Im Zuge der Diskussion um die Einführung einer allgemeinen Corona-Impfpflicht wird immer wieder ein zentrales Impfregister als "zwingend notwendig" gefordert - so auch von Baden-Württembergs Gesundheitsminister Manfred Lucha (Grüne) Mitte Januar. Unterstützung bekommt er von der FDP: "Die Einführung eines Impfregisters ist die unabdingbare Voraussetzung für eine Impfpflicht", sagte der baden-württembergische Fraktionschef Hans-Ulrich Rülke (FDP).
Impfregister als Pilotprojekt in Baden-Württemberg geplant
Die Landesregierung plant nun ein Impfregister als Pilotprojekt, wie der SWR exklusiv erfuhr. Noch ist nicht klar, wann der Testlauf starten soll, Einzelheiten werden derzeit abgesprochen. Ob das Impfregister testweise auf landesweiter oder kommunaler Ebene eingeführt werden soll, ist im Moment ebenfalls unklar. Kurz zuvor hatten die Länder Baden-Württemberg und Hessen den Bund aufgefordert, ein zentrales Impfregister zu prüfen. Man wolle aber nicht untätig sein, heißt es aus dem Gesundheitsministerium im Land, und nicht immer nur auf den Bund zeigen.

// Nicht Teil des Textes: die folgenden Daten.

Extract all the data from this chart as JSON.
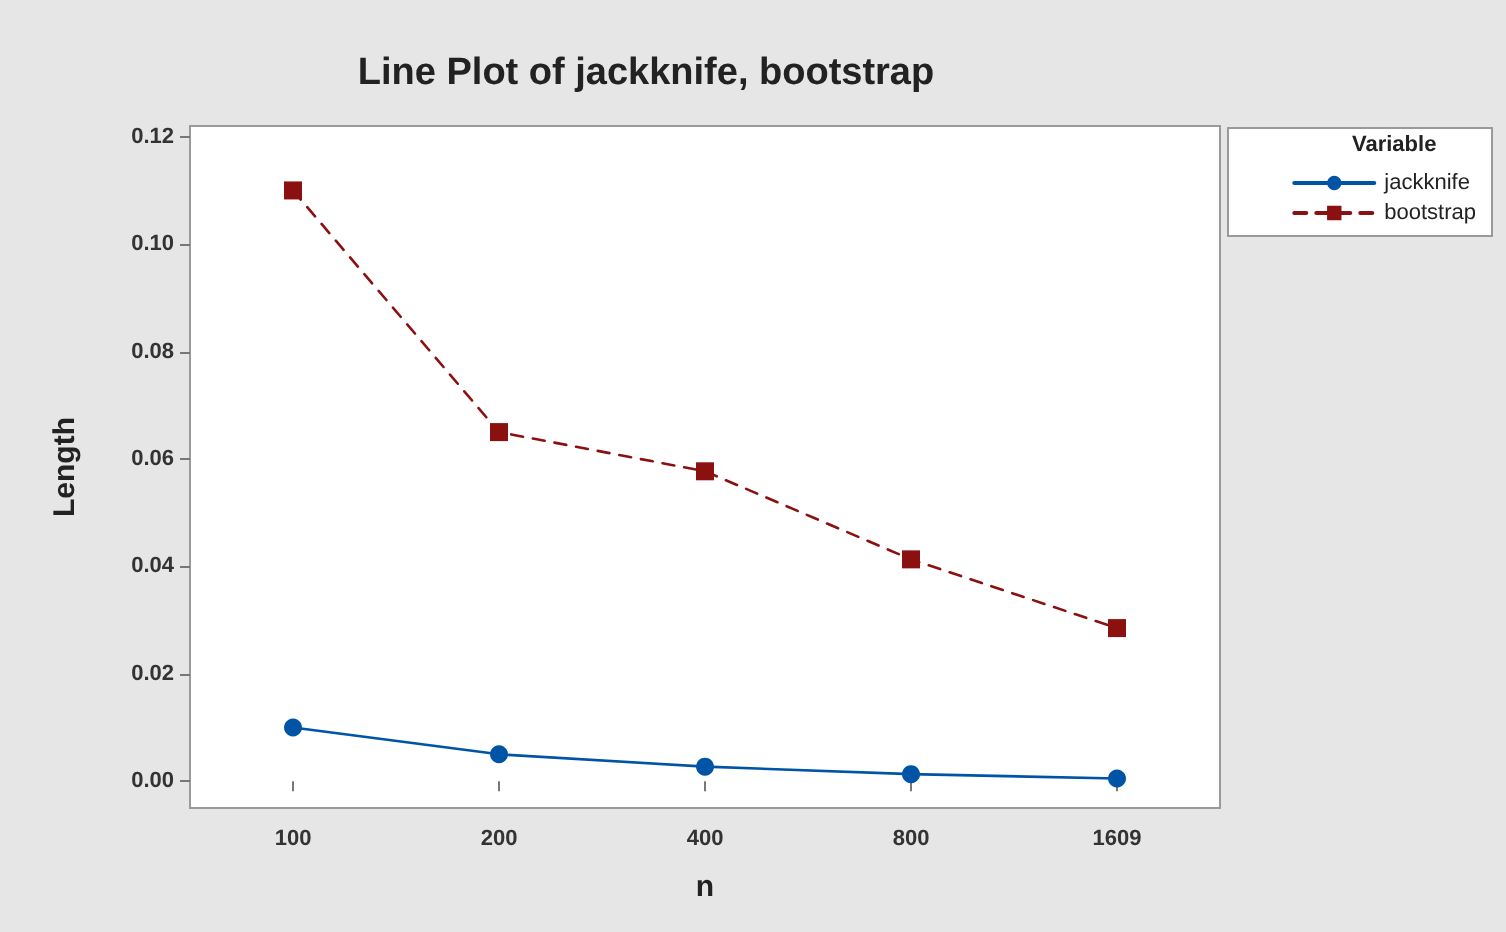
{
  "chart_data": {
    "type": "line",
    "title": "Line Plot of jackknife, bootstrap",
    "xlabel": "n",
    "ylabel": "Length",
    "legend_title": "Variable",
    "categories": [
      "100",
      "200",
      "400",
      "800",
      "1609"
    ],
    "series": [
      {
        "name": "jackknife",
        "color": "#0054a6",
        "values": [
          0.01,
          0.005,
          0.0027,
          0.0013,
          0.0005
        ],
        "marker": "circle",
        "line_style": "solid"
      },
      {
        "name": "bootstrap",
        "color": "#8b1010",
        "values": [
          0.11,
          0.065,
          0.0577,
          0.0413,
          0.0285
        ],
        "marker": "square",
        "line_style": "dashed"
      }
    ],
    "ylim": [
      -0.005,
      0.122
    ],
    "yticks": [
      {
        "value": 0,
        "label": "0.00"
      },
      {
        "value": 0.02,
        "label": "0.02"
      },
      {
        "value": 0.04,
        "label": "0.04"
      },
      {
        "value": 0.06,
        "label": "0.06"
      },
      {
        "value": 0.08,
        "label": "0.08"
      },
      {
        "value": 0.1,
        "label": "0.10"
      },
      {
        "value": 0.12,
        "label": "0.12"
      }
    ],
    "grid": false,
    "legend": "top right"
  }
}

Gesundheitsminister Manfred Lucha drückt auf's Tempo
"Leider kommt das Thema im Bund nicht schnell genug voran. Deshalb wollen wir nicht länger warten, sondern selbst aktiv werden und unsere Konzepte und Erkenntnisse beisteuern", erklärt der Grünen-Politiker.
"Klar ist für mich: Ein Impfregister ist ein wichtiges Element der Verwaltungsmodernisierung und durch die Möglichkeit der Verknüpfung mit digitalen Patientenakten ein zentraler Baustein zur Digitalisierung des Gesundheitswesens."
Zunächst sei ein digitaler Impfpass mit freiwilliger Registrierung aller Impfungen geplant, heißt es aus dem Gesundheitsministerium. Ob ein solcher Pass im Pandemiefall verpflichtend werden kann, soll ebenfalls geprüft werden.
Ist ein Impfregister zur Durchsetzung der Corona-Impfpflicht notwendig?
Die SPD im Land wehrt sich, die "Sinnhaftigkeit einer allgemeinen Impfpflicht an die kurzfristige Einführung eines Impfregisters zu koppeln", wie der gesundheitspolitische Sprecher der SPD-Fraktion, Florian Wahl, auf SWR-Anfrage mitteilte.
Der Landesdatenschutzbeauftragte Stefan Brink hält es rechtlich zwar für möglich, ein Impfregister zur Durchsetzung einer Impfpflicht einzuführen - also "Informationen über Menschen zu sammeln, damit wir sie bestrafen können". Dies sei jedoch "ultima ratio". Er kritisiert insbesondere, dass die Daten von Geimpften gesammelt werden sollen, um darauf zu schließen, wer nicht geimpft ist.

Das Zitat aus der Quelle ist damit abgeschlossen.